Have you read any of these? Did you play #6Degrees this month? You should!

Next month (November 6, 2021), Kate says we’ll start with Sigrid Nunez’s What Are You Going Through, which was an NPR Best Book of 2020.

7 comments:

Emma at Words And Peace / France Book Tours said...

awesome links! I'm going to have a look at Citizens.
I have read Mantel's trilogy, but not this one yet.
My quirky chain is here: https://wordsandpeace.com/2021/10/02/six-degrees-of-separation-from-lottery-to-tides/

Lisa Hill said...

What a fascinating set of links — you've certainly added to my wishlist. I love seeing A Tale of Two Cities, we don't often see Dickens pop up in these chains.
And Schama, I love his stuff. Have you read Landscape and Memory? It's brilliant.

Davida Chazan (The Chocolate Lady) said...

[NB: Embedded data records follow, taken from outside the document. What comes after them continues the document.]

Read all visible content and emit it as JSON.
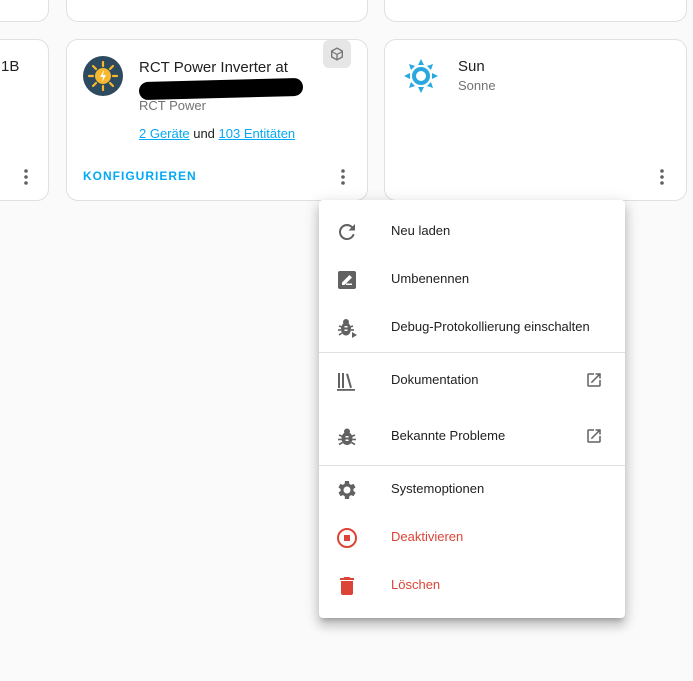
{
  "cards": {
    "left_partial": {
      "title_fragment": "1B"
    },
    "rct": {
      "title": "RCT Power Inverter at",
      "subtitle": "RCT Power",
      "devices_link": "2 Geräte",
      "and_text": "und",
      "entities_link": "103 Entitäten",
      "configure_label": "KONFIGURIEREN"
    },
    "sun": {
      "title": "Sun",
      "subtitle": "Sonne"
    }
  },
  "menu": {
    "reload": "Neu laden",
    "rename": "Umbenennen",
    "debug": "Debug-Protokollierung einschalten",
    "docs": "Dokumentation",
    "issues": "Bekannte Probleme",
    "system_options": "Systemoptionen",
    "disable": "Deaktivieren",
    "delete": "Löschen"
  },
  "colors": {
    "accent": "#03a9f4",
    "danger": "#db4437",
    "icon_grey": "#616161"
  }
}
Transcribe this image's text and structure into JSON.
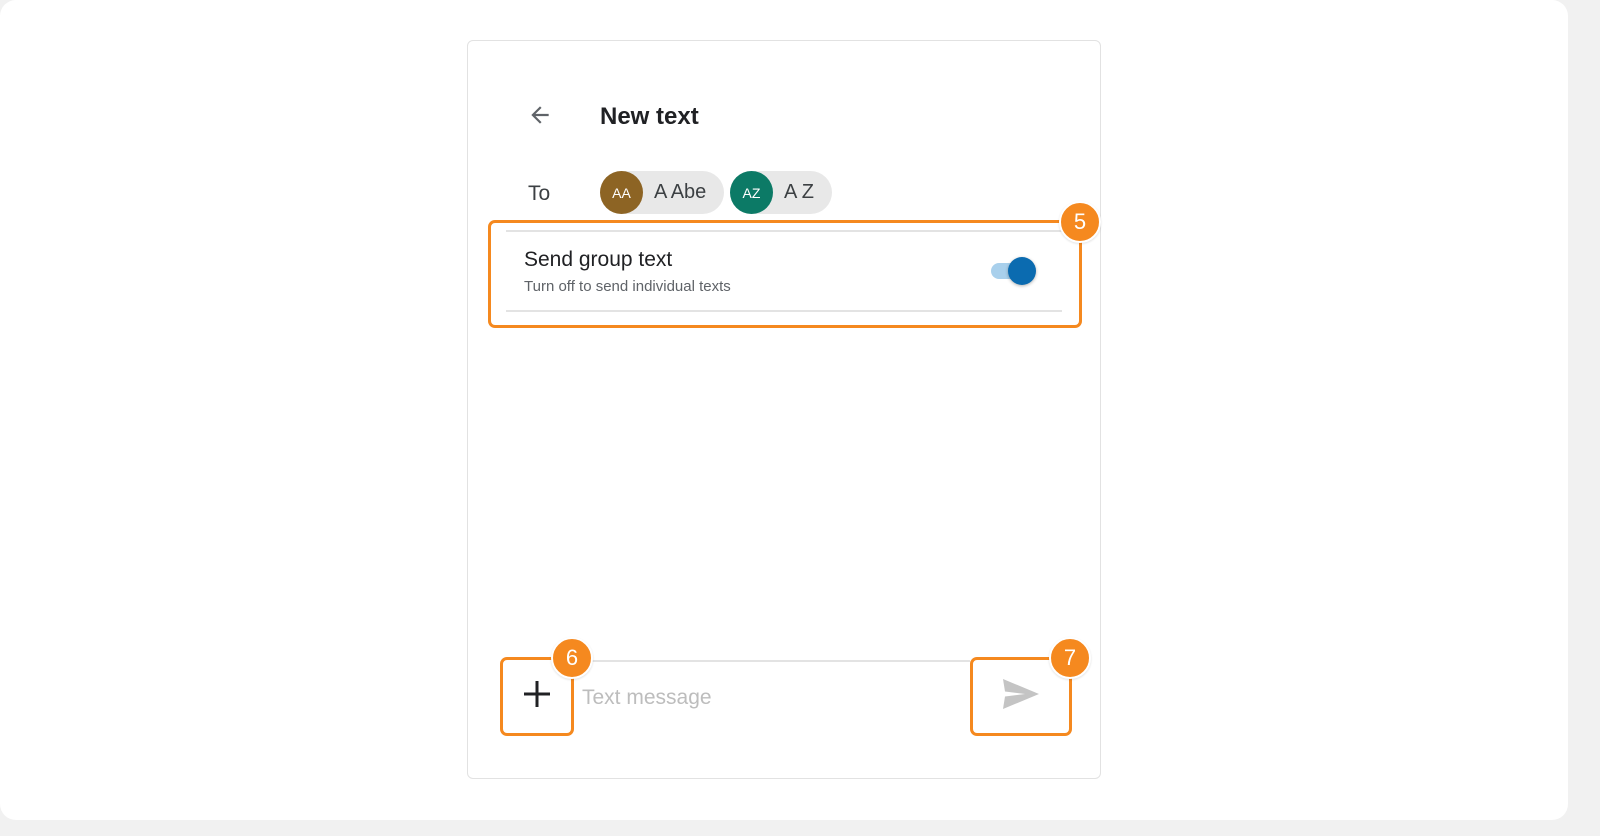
{
  "header": {
    "back_icon": "arrow-back-icon",
    "title": "New text"
  },
  "recipients": {
    "label": "To",
    "chips": [
      {
        "initials": "AA",
        "name": "A Abe",
        "color": "#8d6424"
      },
      {
        "initials": "AZ",
        "name": "A Z",
        "color": "#0c7a66"
      }
    ]
  },
  "group_setting": {
    "title": "Send group text",
    "subtitle": "Turn off to send individual texts",
    "enabled": true,
    "toggle_color": "#0b6bb0"
  },
  "composer": {
    "add_icon": "plus-icon",
    "placeholder": "Text message",
    "value": "",
    "send_icon": "send-icon"
  },
  "annotations": {
    "accent_color": "#f5891f",
    "labels": [
      "5",
      "6",
      "7"
    ]
  }
}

I haven't read Hunger Games, but I thought someone would connect it to the Lottery, and so you did! Great chain!

Katrina said...

I haven't read any of those ones but I have read A Place of Greater Safety - it's really good.

TracyK said...

I really want to get back to doing Six Degrees, I hope I can do that soon.

I like your choices. I haven't read any historical fiction by Diana Norman, except for her books as Ariana Franklin.


Lex @ Lexlingua said...

I missed this month's #6Degrees, but I enjoyed your chain a lot. Agree with your assessment on the Hunger Games series -- I liked the first book (and movie) way better than the rest. I also like Scarlet Pimpernel a lot, though I have been hesitant about starting Pink Carnation series. And A Place of Greater Safety has long been on my TBR, ever since I first read Wolf Hall, and there it sits because it really is a door-stopper!

JaneGS said...

I always love reading 6 Degree posts although I haven't done one myself.

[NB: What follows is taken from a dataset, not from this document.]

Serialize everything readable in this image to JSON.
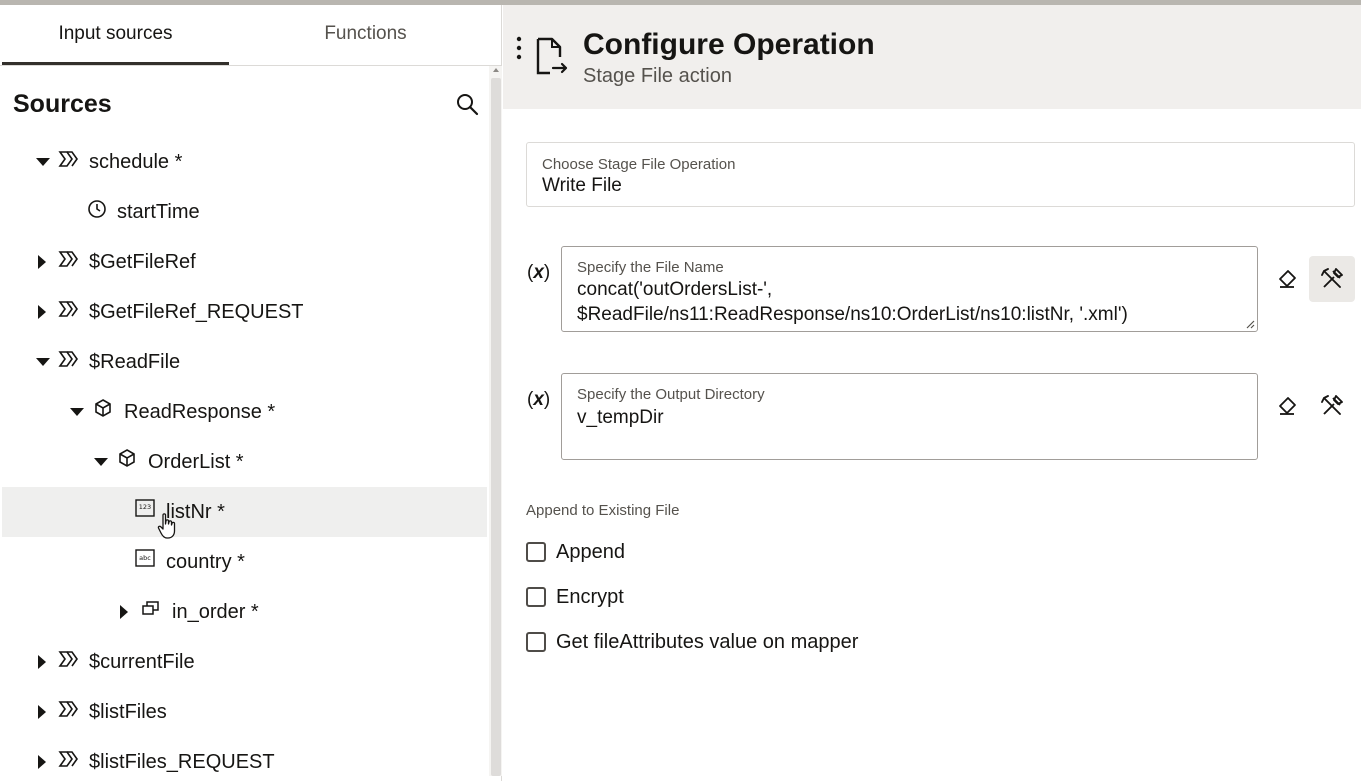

Nice progression! I've read Tale of Two Cities (first time just a few years ago) and loved it. Read one of the books in the Pink Carnation series but it annoyed me and I did try any others. Absolutely loved Citizens, which I read probably a good 20 years ago before a business trip that took me to Paris. I really want to reread it.

Lottery is an excellent short story--very chilling--and I quite enjoyed both the movie and book of Hunger Games, but never bothered with the rest of the series. We went to Hunger Games on a family spring break trip to Washington D.C. because the kids (teens at the time) all really wanted to see it when it came out, so we did.